Several years ago (back in 2021), I came across the daily solar exposure data shared by Australia’s Bureau of Meteorology (BOM). This weekend I revisited using the data to convert it into the GEOH5 format, an open format for geo-science data.

Data

The data itself is stored as a Arc/Info (Esri) grids as ASCII in row-major order. There is a grid produced for each day, the resolution for spatial data is 0.05 degrees or about 5km.

The file format itself is documented on the Wikipedia article for Esri grid. I had already written the code to read the format back in 2021 which I reused for this project.

GEOH5

  • Aims to provide a format suitable for geoscience
  • Based off HDF5 - that is to say it uses that format for dealing with the arrangeable of bytes on disk as well as providing a higher-level way of grouping the data together.
  • It became the main format behind Mira Geoscience’s Geoscience ANALYST product.
  • The reference implementation provided by geoh5py.

My thought on the format is the reliance on HDF5 means you need to understand that format for decisions in GEOH5 to make sense as understand the basics of how the data is structured. The second is the entities / types themselves are not documented within the format such as the points, 2D grid and surface types. Perhaps, those types are considered application specific which means its less a format for geoscience but the building blocks for those types.

Next comes to the reference implementation, geoh5py. This avoids the need to know about HDF5 itself which is good if you can use it to read/write it today. The choice of LGPL for geoh5py does seem odd given that it is Python. The licence is built around the idea of shared library and linking. This doesn’t fit the model of pure-Python as it doesn’t really relate to those unless you consider importing as being loading/linking against hte shared library (i.e. Python package or module). My guess would be the thinking behind the choice was to ensure modifications to the package would need to be provided back.

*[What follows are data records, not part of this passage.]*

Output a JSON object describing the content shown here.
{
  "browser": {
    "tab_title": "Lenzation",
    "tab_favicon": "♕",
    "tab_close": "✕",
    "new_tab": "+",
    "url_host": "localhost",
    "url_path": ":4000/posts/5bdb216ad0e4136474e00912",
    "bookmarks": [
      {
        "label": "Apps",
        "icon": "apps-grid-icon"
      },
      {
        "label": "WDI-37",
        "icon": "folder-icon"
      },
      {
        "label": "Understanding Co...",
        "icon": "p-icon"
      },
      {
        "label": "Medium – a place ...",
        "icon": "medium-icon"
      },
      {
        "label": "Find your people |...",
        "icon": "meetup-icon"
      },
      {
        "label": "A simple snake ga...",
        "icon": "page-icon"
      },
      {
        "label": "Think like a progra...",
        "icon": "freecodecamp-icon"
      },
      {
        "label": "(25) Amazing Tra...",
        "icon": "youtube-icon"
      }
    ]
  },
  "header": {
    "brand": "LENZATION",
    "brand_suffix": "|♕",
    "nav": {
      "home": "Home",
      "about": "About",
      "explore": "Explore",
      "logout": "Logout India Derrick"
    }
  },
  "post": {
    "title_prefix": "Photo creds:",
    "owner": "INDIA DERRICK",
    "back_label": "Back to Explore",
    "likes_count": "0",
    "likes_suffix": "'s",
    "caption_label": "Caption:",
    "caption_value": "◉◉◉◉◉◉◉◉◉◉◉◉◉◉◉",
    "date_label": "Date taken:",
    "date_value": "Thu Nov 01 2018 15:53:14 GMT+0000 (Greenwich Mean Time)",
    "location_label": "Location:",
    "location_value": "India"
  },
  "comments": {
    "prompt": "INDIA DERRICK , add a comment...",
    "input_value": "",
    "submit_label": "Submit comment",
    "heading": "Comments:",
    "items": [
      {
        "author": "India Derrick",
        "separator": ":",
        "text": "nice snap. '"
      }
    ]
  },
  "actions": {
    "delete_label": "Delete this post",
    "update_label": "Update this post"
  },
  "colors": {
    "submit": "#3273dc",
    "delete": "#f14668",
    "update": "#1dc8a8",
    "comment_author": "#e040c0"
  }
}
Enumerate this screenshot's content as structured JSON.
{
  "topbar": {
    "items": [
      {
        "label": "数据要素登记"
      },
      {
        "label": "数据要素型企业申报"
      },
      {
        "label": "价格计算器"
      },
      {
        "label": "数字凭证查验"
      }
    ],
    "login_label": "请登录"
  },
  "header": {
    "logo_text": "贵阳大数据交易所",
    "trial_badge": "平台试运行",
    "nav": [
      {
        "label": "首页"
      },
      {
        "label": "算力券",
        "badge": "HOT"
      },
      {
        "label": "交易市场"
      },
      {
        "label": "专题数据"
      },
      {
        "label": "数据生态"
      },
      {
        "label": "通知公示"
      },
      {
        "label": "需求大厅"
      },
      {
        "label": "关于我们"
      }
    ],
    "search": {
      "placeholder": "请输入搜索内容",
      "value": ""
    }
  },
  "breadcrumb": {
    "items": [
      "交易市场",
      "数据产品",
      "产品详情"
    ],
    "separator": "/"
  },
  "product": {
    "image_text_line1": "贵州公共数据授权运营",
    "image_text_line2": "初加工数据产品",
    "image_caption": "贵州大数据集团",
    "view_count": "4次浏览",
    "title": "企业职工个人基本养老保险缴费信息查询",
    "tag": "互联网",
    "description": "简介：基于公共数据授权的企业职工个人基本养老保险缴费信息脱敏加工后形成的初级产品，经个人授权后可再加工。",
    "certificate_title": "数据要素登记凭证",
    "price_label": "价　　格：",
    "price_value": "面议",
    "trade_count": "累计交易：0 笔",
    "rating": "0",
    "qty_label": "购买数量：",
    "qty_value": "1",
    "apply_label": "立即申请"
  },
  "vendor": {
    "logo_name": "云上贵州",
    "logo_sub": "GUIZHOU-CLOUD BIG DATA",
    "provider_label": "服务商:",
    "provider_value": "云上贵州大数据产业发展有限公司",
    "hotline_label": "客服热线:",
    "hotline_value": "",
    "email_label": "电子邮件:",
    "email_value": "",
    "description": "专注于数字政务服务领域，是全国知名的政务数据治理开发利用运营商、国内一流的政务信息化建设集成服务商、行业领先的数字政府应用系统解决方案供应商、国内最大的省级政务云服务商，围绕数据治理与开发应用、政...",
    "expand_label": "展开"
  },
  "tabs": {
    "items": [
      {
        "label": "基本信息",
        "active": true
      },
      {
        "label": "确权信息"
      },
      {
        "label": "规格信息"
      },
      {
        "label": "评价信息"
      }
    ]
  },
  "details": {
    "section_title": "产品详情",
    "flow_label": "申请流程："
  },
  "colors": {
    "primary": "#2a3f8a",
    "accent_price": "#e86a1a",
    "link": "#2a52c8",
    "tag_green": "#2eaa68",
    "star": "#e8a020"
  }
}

The other thing I’ve observed is some behaviour is not documented such as the colouring objects seem to be stored in an undocumented XML document.

Combining the two

The API from geoh5py package isn’t difficult to start off with but there are some non-obvious things it does that tutorial could do to cover. A problem I ran into was how to add an entity to a group. The tutorial doesn’t cover it (except in the context of drillholes and drillholes groups that I overlooked at the time). Looking at the API reference I expected it to be group.add_children(grid) but it turned out when you create the entity you must pass parent=group, to the create() function. I’ve provided this as feedback to them so hopefully that can be improved. Update 2025-01-25: add_children() works correct with 0.10.0 released yesterday.

The other gotcha was adding the data as the Grid2D.create() creates the basic topology and geometry of the grid but doesn’t handle associating the data and the tutorial doesn’t continue on with tell you “next you can add data to it” and linking to how. This is where you need to jump across “Float data” section in the tutorial which covered add floating point data to an object entity. This is general so it applies to every object type I think.

Orientation

Importing in a shapefile containing the Coastline from Natural Earth, made it a easy to diagnose the problem with the orientation of the data.

Screenshot showing solar data in wrong orientation

In this case it was a manner of fixing swapping around the row/columns (u and v counts in geoh5py terms). However, that still left me with the data not fitting in Australia as solar data was upside down and around the wrong way.

Solar data shown upside down and east and west swapped within the coastline of Australia

To sort it out I modified my code to add the four different permutations of the data with various flipping applied, which made it easy to figure out what I needed to do. It was a matter of switching between the data in Geoscienc ANALYST to find the one that was correct.

The code essentially looked looked like this:

    for u, v in itertools.product([-1, 1], [-1, 1]):
        grid.add_data(
            {
                f"Solar {u},{v}": {
                    "association": "CELL",
                    "values": data.to_numpy()[::u, ::v].ravel(),
                },
            },
        )

The result is I had the other three cases. Solar data shown upside down within the coastline of Australia Solar data shown  right way up but east and west swapped within the coastline of Australia Solar data fitting within coastline of Australia - correct way up

New mode

The original plan was to create a single grid for each file, however this is rather a pain to use within Geoscience ANALYST. Since all the grids are at the same position, grid size and shape it is possible to make a single grid with each file a “data” for that grid.

Geoscience ANALYST showing a grid with daily solar as different data sets

Future

Look at creating a colour table in the workspace that matches the colour schema used by the BOM on their website.

Source

  • bom.py - Module for reading the Esri Grid and dealing with the tarball and compressed data.
  • bom_solar_geoh5 - Module which brings bom.py and geoh5py together to make a GEOH5 workspace with the daily solar data.